For determining the mutations necessary for the creation of orthogonal pairs our written protocol was used. Our starting Protein DataBase file (PDB) was the PDB submitted by C. Ottmann et al. containing a complex of a T14-3-3 primer, fusicoccin, and 2 CT52 (PDB ID: 2O98) in which chain A and B are T14-3-3 monomers and chain P and Q are CT52 proteins.
After subjecting the PDB to relax and backrub simulations in Rosetta several of the best scoring PDBs (according to Rosetta) were submitted to the Robetta server1 for computational alanine scanning, together with a mutations list containing the residues that are relevant for the binding of the T14-3-3-FC-CT52 complex based on a paper by C. Ottmann et al.2
The alanine scans gave us insight in which residues were the most critical for the binding interactions and therefore the best options for mutation testing.
Figure 1 displays the Computational Alanine scan in the form of a heat map. It shows that the most important residues in the T14-3-3 are 56 63 136 181 182 189 229 233, and for CT52 932 935 936 939 943 945 947 948 950 951 952 953 954 955 956.
We create an orthogonal pair (see figure 2) by first destabilizing the binding interface by introducing a mutation in the CT52, since CT52 is a more flexible protein and thus more prone to changes in secondary structure than T14-3-3.
In the next step we restabilize the binding interface by introducing compensating mutations in the T14-3-3. In the first step all relevant residues found with the Computational alanine scanning are mutated to 19 different amino acids (all except cysteine) and then evaluated on their destabilizing effect (see figure 3A). Higher destabilization means a better orthogonality between the mutated CT52 and the wildtype T14-3-3.
In the second step all residues in T14-3-3 that are within 6 Å of the mutated residue are one by one mutated into 19 mutants to test the restabilizing effects of these mutations. Some of these mutations were combined into two point mutations to increase the restabilizing effect. This step ensures that the mutated CT52 binds to the mutated T14-3-3. Energy increase/decrease of the mutated pair compared to the wildtype pair are shown in figure 3C. The third step is to determine the orthogonality, that is the energy increase, between the wildtype CT52 and the mutated T14-3-3, this is shown in figure 3B.
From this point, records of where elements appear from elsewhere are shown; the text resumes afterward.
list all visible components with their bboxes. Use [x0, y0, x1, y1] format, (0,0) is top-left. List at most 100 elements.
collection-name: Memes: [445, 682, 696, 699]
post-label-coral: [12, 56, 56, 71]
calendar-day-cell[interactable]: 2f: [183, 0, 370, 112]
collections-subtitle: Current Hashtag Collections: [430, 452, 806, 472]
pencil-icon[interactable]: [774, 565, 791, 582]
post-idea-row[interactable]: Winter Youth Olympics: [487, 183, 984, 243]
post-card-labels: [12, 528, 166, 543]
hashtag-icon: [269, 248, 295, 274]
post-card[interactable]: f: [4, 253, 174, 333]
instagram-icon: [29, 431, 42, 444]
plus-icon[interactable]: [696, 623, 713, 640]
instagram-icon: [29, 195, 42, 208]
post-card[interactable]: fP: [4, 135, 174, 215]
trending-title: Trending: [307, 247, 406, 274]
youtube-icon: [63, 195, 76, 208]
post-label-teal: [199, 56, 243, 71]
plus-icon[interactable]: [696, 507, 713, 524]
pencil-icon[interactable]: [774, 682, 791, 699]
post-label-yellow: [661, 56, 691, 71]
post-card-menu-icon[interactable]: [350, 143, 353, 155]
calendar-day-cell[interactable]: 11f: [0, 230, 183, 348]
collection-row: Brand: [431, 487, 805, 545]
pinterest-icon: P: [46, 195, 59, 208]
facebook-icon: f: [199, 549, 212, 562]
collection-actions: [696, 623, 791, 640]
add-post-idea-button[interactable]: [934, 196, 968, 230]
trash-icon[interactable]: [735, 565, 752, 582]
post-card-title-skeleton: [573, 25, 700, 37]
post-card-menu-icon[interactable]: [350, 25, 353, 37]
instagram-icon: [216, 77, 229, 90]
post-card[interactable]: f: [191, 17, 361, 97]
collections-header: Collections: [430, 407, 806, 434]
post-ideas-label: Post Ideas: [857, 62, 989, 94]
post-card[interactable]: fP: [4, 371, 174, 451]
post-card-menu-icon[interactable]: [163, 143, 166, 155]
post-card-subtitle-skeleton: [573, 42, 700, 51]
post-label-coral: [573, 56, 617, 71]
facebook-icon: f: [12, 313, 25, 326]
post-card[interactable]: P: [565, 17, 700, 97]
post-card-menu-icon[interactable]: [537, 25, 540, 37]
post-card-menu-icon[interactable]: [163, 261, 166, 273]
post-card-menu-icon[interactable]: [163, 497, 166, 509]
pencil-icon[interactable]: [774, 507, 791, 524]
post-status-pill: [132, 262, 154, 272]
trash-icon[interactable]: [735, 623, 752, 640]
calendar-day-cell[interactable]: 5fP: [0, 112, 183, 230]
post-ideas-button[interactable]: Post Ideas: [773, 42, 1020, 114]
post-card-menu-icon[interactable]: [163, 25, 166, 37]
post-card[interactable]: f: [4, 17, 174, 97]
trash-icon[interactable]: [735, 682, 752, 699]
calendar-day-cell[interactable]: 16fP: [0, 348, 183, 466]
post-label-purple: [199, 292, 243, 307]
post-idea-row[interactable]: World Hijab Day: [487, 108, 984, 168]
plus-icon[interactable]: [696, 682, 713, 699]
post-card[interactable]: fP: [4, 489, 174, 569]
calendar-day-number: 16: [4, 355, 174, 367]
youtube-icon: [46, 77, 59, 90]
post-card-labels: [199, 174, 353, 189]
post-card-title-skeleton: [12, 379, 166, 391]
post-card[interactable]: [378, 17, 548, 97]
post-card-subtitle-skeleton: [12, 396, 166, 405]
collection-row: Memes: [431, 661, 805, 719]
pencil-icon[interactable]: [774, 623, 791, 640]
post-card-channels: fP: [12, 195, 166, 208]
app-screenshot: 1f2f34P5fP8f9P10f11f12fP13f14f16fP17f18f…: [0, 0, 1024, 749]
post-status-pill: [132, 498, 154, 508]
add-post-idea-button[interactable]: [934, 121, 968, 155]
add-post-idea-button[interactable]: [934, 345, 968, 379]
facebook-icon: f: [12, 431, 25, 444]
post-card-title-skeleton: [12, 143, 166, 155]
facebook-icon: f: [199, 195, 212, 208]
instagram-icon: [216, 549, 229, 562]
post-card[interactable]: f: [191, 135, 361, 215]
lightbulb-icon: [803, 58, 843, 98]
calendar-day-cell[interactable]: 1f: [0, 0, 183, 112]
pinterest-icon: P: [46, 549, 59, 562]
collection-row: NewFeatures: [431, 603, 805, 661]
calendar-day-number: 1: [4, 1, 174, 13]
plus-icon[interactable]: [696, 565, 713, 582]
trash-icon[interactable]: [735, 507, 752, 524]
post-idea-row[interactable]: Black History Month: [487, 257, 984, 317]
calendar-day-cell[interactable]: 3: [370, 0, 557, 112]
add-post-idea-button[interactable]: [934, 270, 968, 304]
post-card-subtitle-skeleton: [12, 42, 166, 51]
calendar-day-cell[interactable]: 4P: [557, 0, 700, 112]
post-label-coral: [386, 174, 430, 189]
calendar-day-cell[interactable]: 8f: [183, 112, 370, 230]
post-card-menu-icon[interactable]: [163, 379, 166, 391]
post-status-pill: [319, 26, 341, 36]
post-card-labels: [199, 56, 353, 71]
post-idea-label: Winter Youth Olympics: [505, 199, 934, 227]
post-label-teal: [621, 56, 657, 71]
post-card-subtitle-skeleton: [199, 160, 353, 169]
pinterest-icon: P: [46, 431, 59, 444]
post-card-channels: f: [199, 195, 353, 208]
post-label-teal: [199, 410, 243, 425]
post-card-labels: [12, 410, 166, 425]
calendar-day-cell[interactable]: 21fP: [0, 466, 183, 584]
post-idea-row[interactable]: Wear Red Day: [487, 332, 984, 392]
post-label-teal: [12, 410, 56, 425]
Based on the results represented in
figure 3A-CFor example, we first looked at heatmap A, the darker the colour, the stronger the destabilizing effect and thus the better the orthogonality between the mutated CT52 and the wildtype T14-3-3: if you look at the residue 947 on the y-axis you can see several dark colors, one of which is at mutation F on the x-axis. Next, we looked at the same coordinates on heatmap B (so residue 947 mutation F) to see whether those same coordinates also have a dark color in this heatmap. It did, which means the destabilizing effect of the mutated T14-3-3 and wildtype CT-52 is also quite strong. Lastly we looked at heatmap C, for the binding to still be strong enough to actually bind, the free Gibbs energy should preferably be lower than the wildtype-wildtype binding, this means the color in the heatmap should be blue for the chosen coordinates. For the coordinates residue 947 mutation F, the color is indeed slightly blue. For our application we need to be able to regulate the interaction with fusicoccin, so the CT52 shouldn’t bind strongly to the scaffold without fusicoccin present, this means that the Gibbs free energy should not decrease too much, which is the case when the color is dark blue, that this happens. This is the reason that, for example, the mutation I947W wasn’t chosen.
, several potential mutations were chosen to test in wet lab experiments, see
table 1.
The chosen mutations have high ΔΔG changes in figure 3A and 3B, and are blue (meaning it has a decrease in ΔΔG compared to the wildtype). A lower energy in our mutated pair is preferred over a higher energy, not only because a lower energy means a more stable binding, but also because Rosetta’s point mutant scan application tends to be a bit off in its predictions and thus a high energy could be even more unfavorable than predicted. For our application, however, the decrease in energy should not be too large, as this could decrease the regulability of our complex.
In figure 4 these mutations are presented in a crystal structure of the T14-3-3/CT52 complex.
In order to determine the properties of our mutated complexes, most importantly the binding affinity/dissociation constant and the cooperativity (which is defined as the increase/decrease in binding affinity of the second CT52 because of the first bound CT52), a model based on mass-action and Michaelis-Menten kinetics was developed to convert the activity measured in the readout to these properties.